Continuous variable Continuous variables can have values that can be given a magnitude either by counting or by measurement.
Control variable One which may, in addition to the independent variable, affect the outcome of the investigation and therefore has to be kept at a constant or at least be measured.
Accuracy A measurement is considered accurate if it is judged to be close to the true value.
Calibration Making a scale on a measuring instrument. This involves establishing the relationship between indications on a measuring instrument and standard or reference quantity values, which must be applied.
Data Information, either qualitative or quantitative, that has been collected.
Measurement error The difference between a measured value and the true value.
Anomalies These are values in a set of results which are judged to not be part of the variation caused by random uncertainty.
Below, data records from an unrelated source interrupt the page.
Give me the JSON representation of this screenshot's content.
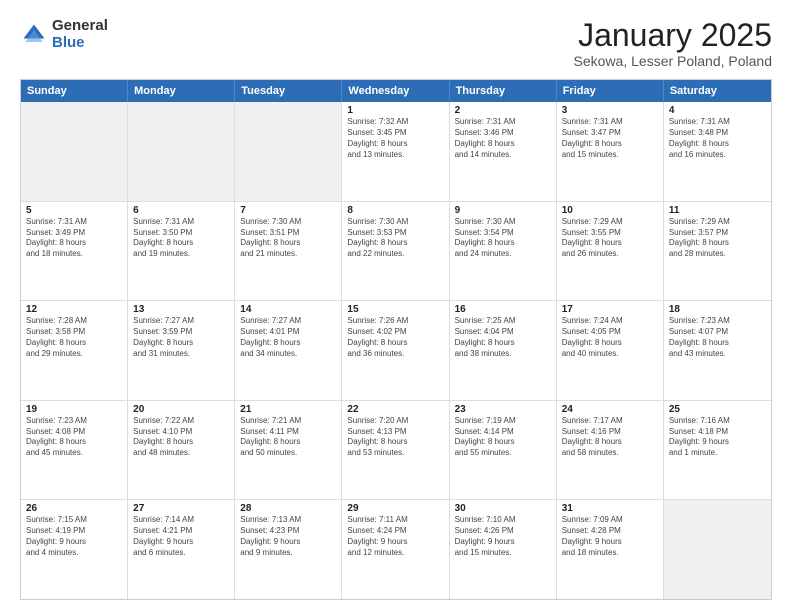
{
  "logo": {
    "general": "General",
    "blue": "Blue"
  },
  "header": {
    "title": "January 2025",
    "subtitle": "Sekowa, Lesser Poland, Poland"
  },
  "weekdays": [
    "Sunday",
    "Monday",
    "Tuesday",
    "Wednesday",
    "Thursday",
    "Friday",
    "Saturday"
  ],
  "rows": [
    [
      {
        "day": "",
        "info": "",
        "shaded": true
      },
      {
        "day": "",
        "info": "",
        "shaded": true
      },
      {
        "day": "",
        "info": "",
        "shaded": true
      },
      {
        "day": "1",
        "info": "Sunrise: 7:32 AM\nSunset: 3:45 PM\nDaylight: 8 hours\nand 13 minutes."
      },
      {
        "day": "2",
        "info": "Sunrise: 7:31 AM\nSunset: 3:46 PM\nDaylight: 8 hours\nand 14 minutes."
      },
      {
        "day": "3",
        "info": "Sunrise: 7:31 AM\nSunset: 3:47 PM\nDaylight: 8 hours\nand 15 minutes."
      },
      {
        "day": "4",
        "info": "Sunrise: 7:31 AM\nSunset: 3:48 PM\nDaylight: 8 hours\nand 16 minutes."
      }
    ],
    [
      {
        "day": "5",
        "info": "Sunrise: 7:31 AM\nSunset: 3:49 PM\nDaylight: 8 hours\nand 18 minutes."
      },
      {
        "day": "6",
        "info": "Sunrise: 7:31 AM\nSunset: 3:50 PM\nDaylight: 8 hours\nand 19 minutes."
      },
      {
        "day": "7",
        "info": "Sunrise: 7:30 AM\nSunset: 3:51 PM\nDaylight: 8 hours\nand 21 minutes."
      },
      {
        "day": "8",
        "info": "Sunrise: 7:30 AM\nSunset: 3:53 PM\nDaylight: 8 hours\nand 22 minutes."
      },
      {
        "day": "9",
        "info": "Sunrise: 7:30 AM\nSunset: 3:54 PM\nDaylight: 8 hours\nand 24 minutes."
      },
      {
        "day": "10",
        "info": "Sunrise: 7:29 AM\nSunset: 3:55 PM\nDaylight: 8 hours\nand 26 minutes."
      },
      {
        "day": "11",
        "info": "Sunrise: 7:29 AM\nSunset: 3:57 PM\nDaylight: 8 hours\nand 28 minutes."
      }
    ],
    [
      {
        "day": "12",
        "info": "Sunrise: 7:28 AM\nSunset: 3:58 PM\nDaylight: 8 hours\nand 29 minutes."
      },
      {
        "day": "13",
        "info": "Sunrise: 7:27 AM\nSunset: 3:59 PM\nDaylight: 8 hours\nand 31 minutes."
      },
      {
        "day": "14",
        "info": "Sunrise: 7:27 AM\nSunset: 4:01 PM\nDaylight: 8 hours\nand 34 minutes."
      },
      {
        "day": "15",
        "info": "Sunrise: 7:26 AM\nSunset: 4:02 PM\nDaylight: 8 hours\nand 36 minutes."
      },
      {
        "day": "16",
        "info": "Sunrise: 7:25 AM\nSunset: 4:04 PM\nDaylight: 8 hours\nand 38 minutes."
      },
      {
        "day": "17",
        "info": "Sunrise: 7:24 AM\nSunset: 4:05 PM\nDaylight: 8 hours\nand 40 minutes."
      },
      {
        "day": "18",
        "info": "Sunrise: 7:23 AM\nSunset: 4:07 PM\nDaylight: 8 hours\nand 43 minutes."
      }
    ],
    [
      {
        "day": "19",
        "info": "Sunrise: 7:23 AM\nSunset: 4:08 PM\nDaylight: 8 hours\nand 45 minutes."
      },
      {
        "day": "20",
        "info": "Sunrise: 7:22 AM\nSunset: 4:10 PM\nDaylight: 8 hours\nand 48 minutes."
      },
      {
        "day": "21",
        "info": "Sunrise: 7:21 AM\nSunset: 4:11 PM\nDaylight: 8 hours\nand 50 minutes."
      },
      {
        "day": "22",
        "info": "Sunrise: 7:20 AM\nSunset: 4:13 PM\nDaylight: 8 hours\nand 53 minutes."
      },
      {
        "day": "23",
        "info": "Sunrise: 7:19 AM\nSunset: 4:14 PM\nDaylight: 8 hours\nand 55 minutes."
      },
      {
        "day": "24",
        "info": "Sunrise: 7:17 AM\nSunset: 4:16 PM\nDaylight: 8 hours\nand 58 minutes."
      },
      {
        "day": "25",
        "info": "Sunrise: 7:16 AM\nSunset: 4:18 PM\nDaylight: 9 hours\nand 1 minute."
      }
    ],
    [
      {
        "day": "26",
        "info": "Sunrise: 7:15 AM\nSunset: 4:19 PM\nDaylight: 9 hours\nand 4 minutes."
      },
      {
        "day": "27",
        "info": "Sunrise: 7:14 AM\nSunset: 4:21 PM\nDaylight: 9 hours\nand 6 minutes."
      },
      {
        "day": "28",
        "info": "Sunrise: 7:13 AM\nSunset: 4:23 PM\nDaylight: 9 hours\nand 9 minutes."
      },
      {
        "day": "29",
        "info": "Sunrise: 7:11 AM\nSunset: 4:24 PM\nDaylight: 9 hours\nand 12 minutes."
      },
      {
        "day": "30",
        "info": "Sunrise: 7:10 AM\nSunset: 4:26 PM\nDaylight: 9 hours\nand 15 minutes."
      },
      {
        "day": "31",
        "info": "Sunrise: 7:09 AM\nSunset: 4:28 PM\nDaylight: 9 hours\nand 18 minutes."
      },
      {
        "day": "",
        "info": "",
        "shaded": true
      }
    ]
  ]
}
Random error These cause reading to be spread about the true value, due to results varying in an unpredictable way from one measurement to the next. They are present when any measurement is made and can't be corrected. The effect of random errors can be reduced by making more measurements and calculating a new mean.
Zero error Any indication that a measuring system gives a false reading when the true value of a measured quantity is zero, e.g. the needle on an ammeter failing to return to zero when no current flows. A zero error may result in systematic uncertainty.
Evidence Data which has been shown to be valid.